The responsibility of leaders, then, is to understand circumstances well enough to set growth targets that are simultaneously challenging and attainable.
Stretch your organization too far and you are left with a discouraged and exhausted workforce. Fail to stretch your organization enough and you’ll never make progress.
Consistency of action depends on making forward progress every single day.
Understanding the strengths and weaknesses of his men and believing in the goals that he had set for his expedition, Amundsen often walked straight through conditions that Scott considered impossible.
In fact, Amundsen’s expedition woke up to gale force winds 15 different times on their journey to the pole.

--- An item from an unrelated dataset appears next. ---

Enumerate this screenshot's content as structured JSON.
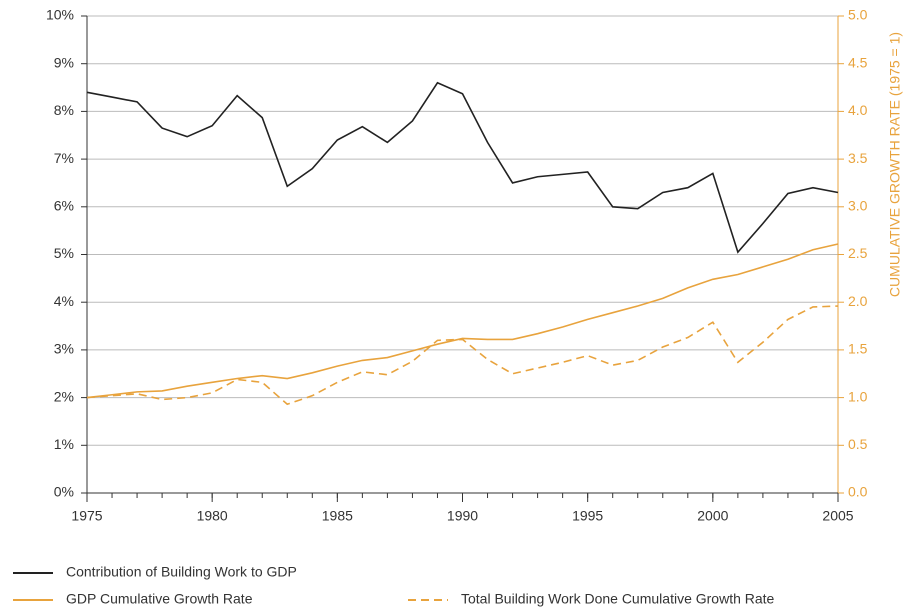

They traveled on 8 of those days.
Scott’s team, on the other hand, faced gale force winds six times during their trek and never even thought about moving forward.

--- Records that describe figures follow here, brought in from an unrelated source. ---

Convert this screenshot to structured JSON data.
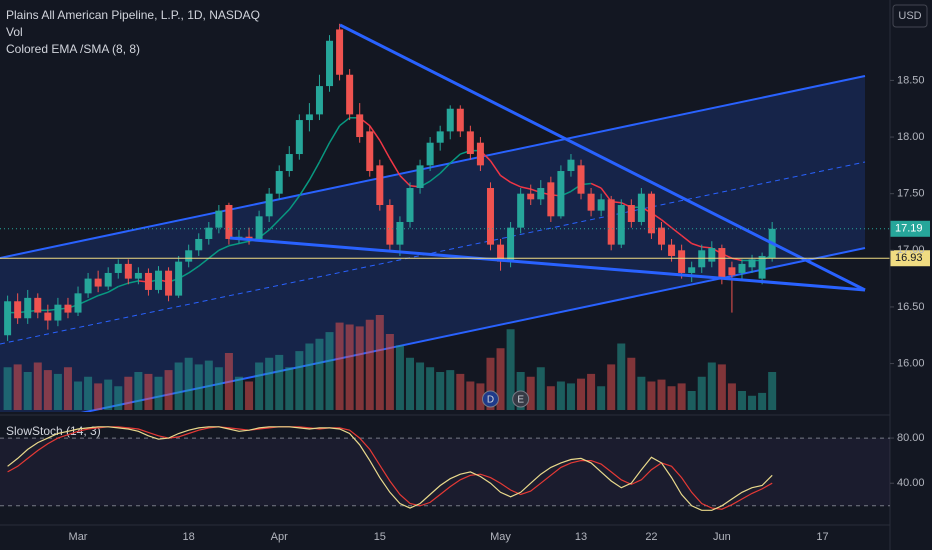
{
  "header": {
    "symbol": "Plains All American Pipeline, L.P., 1D, NASDAQ",
    "vol": "Vol",
    "indicator": "Colored EMA /SMA (8, 8)",
    "currency": "USD"
  },
  "chart_data": {
    "type": "candlestick",
    "categories": [
      null,
      null,
      null,
      null,
      null,
      null,
      null,
      "Mar",
      null,
      null,
      null,
      null,
      null,
      null,
      null,
      null,
      null,
      null,
      "18",
      null,
      null,
      null,
      null,
      null,
      null,
      null,
      null,
      "Apr",
      null,
      null,
      null,
      null,
      null,
      null,
      null,
      null,
      null,
      "15",
      null,
      null,
      null,
      null,
      null,
      null,
      null,
      null,
      null,
      null,
      null,
      "May",
      null,
      null,
      null,
      null,
      null,
      null,
      null,
      "13",
      null,
      null,
      null,
      null,
      null,
      null,
      "22",
      null,
      null,
      null,
      null,
      null,
      null,
      "Jun",
      null,
      null,
      null,
      null,
      null,
      null,
      null,
      null,
      null,
      "17",
      null,
      null,
      null,
      null,
      null,
      null
    ],
    "open": [
      16.25,
      16.55,
      16.4,
      16.58,
      16.45,
      16.38,
      16.52,
      16.45,
      16.62,
      16.75,
      16.68,
      16.8,
      16.88,
      16.75,
      16.8,
      16.65,
      16.82,
      16.6,
      16.9,
      17.0,
      17.1,
      17.2,
      17.4,
      17.1,
      17.12,
      17.1,
      17.3,
      17.5,
      17.7,
      17.85,
      18.15,
      18.2,
      18.45,
      18.95,
      18.55,
      18.2,
      18.05,
      17.75,
      17.4,
      17.05,
      17.25,
      17.55,
      17.75,
      17.95,
      18.05,
      18.25,
      18.05,
      17.95,
      17.55,
      17.05,
      16.9,
      17.2,
      17.5,
      17.45,
      17.6,
      17.3,
      17.7,
      17.75,
      17.5,
      17.35,
      17.45,
      17.05,
      17.4,
      17.25,
      17.5,
      17.2,
      17.05,
      17.0,
      16.8,
      16.85,
      16.9,
      17.02,
      16.85,
      16.8,
      16.85,
      16.75,
      16.93,
      null,
      null,
      null,
      null,
      null,
      null,
      null,
      null,
      null,
      null,
      null
    ],
    "high": [
      16.6,
      16.62,
      16.65,
      16.62,
      16.52,
      16.58,
      16.58,
      16.68,
      16.8,
      16.82,
      16.85,
      16.92,
      16.92,
      16.85,
      16.84,
      16.86,
      16.85,
      16.95,
      17.05,
      17.15,
      17.25,
      17.4,
      17.42,
      17.18,
      17.2,
      17.35,
      17.55,
      17.75,
      17.92,
      18.2,
      18.3,
      18.55,
      18.9,
      19.0,
      18.6,
      18.3,
      18.1,
      17.8,
      17.45,
      17.3,
      17.6,
      17.8,
      18.0,
      18.1,
      18.28,
      18.28,
      18.1,
      18.0,
      17.6,
      17.1,
      17.25,
      17.55,
      17.58,
      17.62,
      17.65,
      17.75,
      17.85,
      17.8,
      17.55,
      17.5,
      17.48,
      17.45,
      17.45,
      17.55,
      17.52,
      17.25,
      17.1,
      17.05,
      16.9,
      17.05,
      17.08,
      17.05,
      16.9,
      16.92,
      16.96,
      16.98,
      17.25,
      null,
      null,
      null,
      null,
      null,
      null,
      null,
      null,
      null,
      null,
      null
    ],
    "low": [
      16.2,
      16.35,
      16.35,
      16.4,
      16.3,
      16.33,
      16.4,
      16.42,
      16.58,
      16.63,
      16.65,
      16.75,
      16.7,
      16.7,
      16.6,
      16.62,
      16.55,
      16.58,
      16.85,
      16.95,
      17.05,
      17.15,
      17.05,
      17.06,
      17.05,
      17.08,
      17.25,
      17.45,
      17.65,
      17.8,
      18.05,
      18.15,
      18.4,
      18.5,
      18.15,
      17.95,
      17.65,
      17.35,
      17.0,
      16.95,
      17.2,
      17.5,
      17.7,
      17.88,
      17.98,
      18.0,
      17.8,
      17.7,
      17.0,
      16.82,
      16.85,
      17.15,
      17.4,
      17.4,
      17.25,
      17.28,
      17.65,
      17.45,
      17.3,
      17.3,
      17.0,
      17.02,
      17.2,
      17.22,
      17.1,
      17.0,
      16.9,
      16.75,
      16.72,
      16.8,
      16.85,
      16.7,
      16.45,
      16.75,
      16.8,
      16.7,
      16.9,
      null,
      null,
      null,
      null,
      null,
      null,
      null,
      null,
      null,
      null,
      null
    ],
    "close": [
      16.55,
      16.4,
      16.58,
      16.45,
      16.38,
      16.52,
      16.45,
      16.62,
      16.75,
      16.68,
      16.8,
      16.88,
      16.75,
      16.8,
      16.65,
      16.82,
      16.6,
      16.9,
      17.0,
      17.1,
      17.2,
      17.35,
      17.1,
      17.12,
      17.1,
      17.3,
      17.5,
      17.7,
      17.85,
      18.15,
      18.2,
      18.45,
      18.85,
      18.55,
      18.2,
      18.0,
      17.7,
      17.4,
      17.05,
      17.25,
      17.55,
      17.75,
      17.95,
      18.05,
      18.25,
      18.05,
      17.85,
      17.75,
      17.05,
      16.9,
      17.2,
      17.5,
      17.45,
      17.55,
      17.3,
      17.7,
      17.8,
      17.5,
      17.35,
      17.45,
      17.05,
      17.4,
      17.25,
      17.5,
      17.15,
      17.05,
      16.95,
      16.8,
      16.85,
      17.0,
      17.02,
      16.75,
      16.78,
      16.88,
      16.92,
      16.95,
      17.19,
      null,
      null,
      null,
      null,
      null,
      null,
      null,
      null,
      null,
      null,
      null
    ],
    "volume": [
      45,
      48,
      40,
      50,
      42,
      38,
      45,
      30,
      35,
      28,
      32,
      25,
      35,
      40,
      38,
      35,
      42,
      50,
      55,
      48,
      52,
      45,
      60,
      35,
      30,
      50,
      55,
      58,
      45,
      62,
      70,
      75,
      82,
      92,
      90,
      88,
      95,
      100,
      80,
      68,
      55,
      50,
      45,
      40,
      42,
      38,
      30,
      28,
      55,
      65,
      85,
      40,
      35,
      45,
      25,
      30,
      28,
      33,
      38,
      25,
      48,
      70,
      55,
      35,
      30,
      32,
      25,
      28,
      20,
      35,
      50,
      48,
      28,
      20,
      15,
      18,
      40,
      null,
      null,
      null,
      null,
      null,
      null,
      null,
      null,
      null,
      null,
      null
    ],
    "ema": [
      16.45,
      16.45,
      16.46,
      16.47,
      16.47,
      16.48,
      16.49,
      16.52,
      16.56,
      16.6,
      16.63,
      16.68,
      16.71,
      16.73,
      16.72,
      16.74,
      16.72,
      16.75,
      16.8,
      16.86,
      16.93,
      17.0,
      17.04,
      17.06,
      17.08,
      17.11,
      17.18,
      17.27,
      17.36,
      17.48,
      17.62,
      17.78,
      17.95,
      18.1,
      18.17,
      18.17,
      18.1,
      17.97,
      17.81,
      17.66,
      17.57,
      17.56,
      17.61,
      17.68,
      17.77,
      17.85,
      17.88,
      17.88,
      17.79,
      17.66,
      17.6,
      17.56,
      17.54,
      17.51,
      17.49,
      17.48,
      17.52,
      17.58,
      17.59,
      17.55,
      17.43,
      17.42,
      17.38,
      17.38,
      17.33,
      17.27,
      17.2,
      17.13,
      17.06,
      17.03,
      17.02,
      16.97,
      16.93,
      16.91,
      16.91,
      16.91,
      16.96,
      null,
      null,
      null,
      null,
      null,
      null,
      null,
      null,
      null,
      null,
      null
    ],
    "up_color": "#26a69a",
    "down_color": "#ef5350",
    "ema_up_color": "#089981",
    "ema_down_color": "#f23645",
    "ylim": [
      15.59,
      19.21
    ],
    "yticks": [
      {
        "value": 16,
        "label": "16.00"
      },
      {
        "value": 16.5,
        "label": "16.50"
      },
      {
        "value": 17,
        "label": "17.00"
      },
      {
        "value": 17.5,
        "label": "17.50"
      },
      {
        "value": 18,
        "label": "18.00"
      },
      {
        "value": 18.5,
        "label": "18.50"
      }
    ],
    "ref_price": 16.93,
    "ref_color": "#f0dc82",
    "events": [
      {
        "index": 48,
        "label": "D"
      },
      {
        "index": 51,
        "label": "E"
      }
    ],
    "stoch": {
      "type": "line",
      "title": "SlowStoch (14, 3)",
      "k": [
        55,
        62,
        70,
        76,
        80,
        84,
        86,
        88,
        89,
        90,
        90,
        89,
        88,
        86,
        82,
        79,
        80,
        84,
        87,
        89,
        90,
        90,
        88,
        86,
        87,
        89,
        90,
        90,
        90,
        89,
        88,
        89,
        89,
        88,
        84,
        74,
        60,
        45,
        32,
        22,
        18,
        22,
        30,
        38,
        44,
        48,
        50,
        46,
        40,
        32,
        28,
        32,
        40,
        48,
        54,
        58,
        61,
        62,
        58,
        50,
        42,
        36,
        40,
        52,
        63,
        58,
        45,
        30,
        20,
        16,
        16,
        20,
        26,
        32,
        36,
        38,
        47,
        null,
        null,
        null,
        null,
        null,
        null,
        null,
        null,
        null,
        null,
        null
      ],
      "d": [
        50,
        55,
        62,
        69,
        75,
        80,
        83,
        86,
        88,
        89,
        90,
        90,
        89,
        88,
        85,
        82,
        80,
        81,
        84,
        87,
        89,
        90,
        89,
        88,
        87,
        88,
        89,
        90,
        90,
        90,
        89,
        88,
        89,
        89,
        87,
        80,
        70,
        56,
        42,
        30,
        22,
        20,
        23,
        30,
        37,
        43,
        47,
        48,
        45,
        40,
        34,
        30,
        33,
        40,
        47,
        54,
        58,
        60,
        60,
        57,
        50,
        43,
        39,
        43,
        52,
        58,
        55,
        45,
        32,
        22,
        18,
        17,
        21,
        26,
        31,
        35,
        40,
        null,
        null,
        null,
        null,
        null,
        null,
        null,
        null,
        null,
        null,
        null
      ],
      "k_color": "#e9d98c",
      "d_color": "#e53935",
      "ylim": [
        3,
        96
      ],
      "yticks": [
        {
          "value": 80,
          "label": "80.00"
        },
        {
          "value": 40,
          "label": "40.00"
        }
      ],
      "bands": [
        20,
        80
      ]
    }
  }
}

Look closely at each man’s journal during one December blizzard and Amundsen’s propensity to act becomes clear.
“I doubt if any party could travel in such weather,” wrote Scott (Scott as cited in Collins & Hansen, 2011, Kindle Location 1030).
“It has been an unpleasant day,” wrote Amundsen, “storm, drift and frostbite, but we have advanced 13 miles closer to our goal” (Amundsen as cited in Collins & Hansen, 2011, Kindle Location 1035).
Once they’ve set realistic organizational goals, the most successful leaders are unwavering in their commitment to making measurable forward progress every single day.
Consistency of action depends on a willingness to push back against outside forces.
Despite being an incredibly successful explorer, Amundsen was at his core a conservative guy who refused to embrace popular changes without sufficient evidence.
Scott, on the other hand, was blinded by “progress,” resulting in his decision to embrace a promising new technology – the motor sledge.
An early version of the snowmobile, the motor sledge SHOULD have given Scott’s team a huge advantage over Amundsen’s expedition, which was relying on more traditional dog sleds for transportation.
Unfortunately for Scott, the motor sledges – which hadn’t been previously tested in the South Pole – failed within the first few days of the expedition, leaving his men to “man haul” gear hundreds of miles through miserable conditions.
While Amundsen’s initial decision to ignore the motor sledge may have left him outside of the mainstream view of the direction that polar exploration was heading, he refused to conform to common expectations until he was convinced that those expectations were right for his team.
That’s an important lesson for organizational leaders: In a world of almost constant change, it’s difficult NOT to conform, isn’t it?
While it may be difficult to push back against outside expectations, however, resistance to the unsubstantiated whims that can leave an organization distracted is a defining trait of the most successful leaders.
Sure, Scott’s decision to head to the South Pole with motor sledges was sexy. But survival in harsh circumstances depends on something more than sexy.
It depends on consistency.
Is any of this making sense?
More importantly, how does your school measure up against Amundsen in terms of organizational discipline?
Are you setting realistic goals? Are you insisting on making measurable forward progress every single day? Are you resisting the inevitable distractions that bring down organizations every single day?
If not, are you prepared to be buried by circumstances?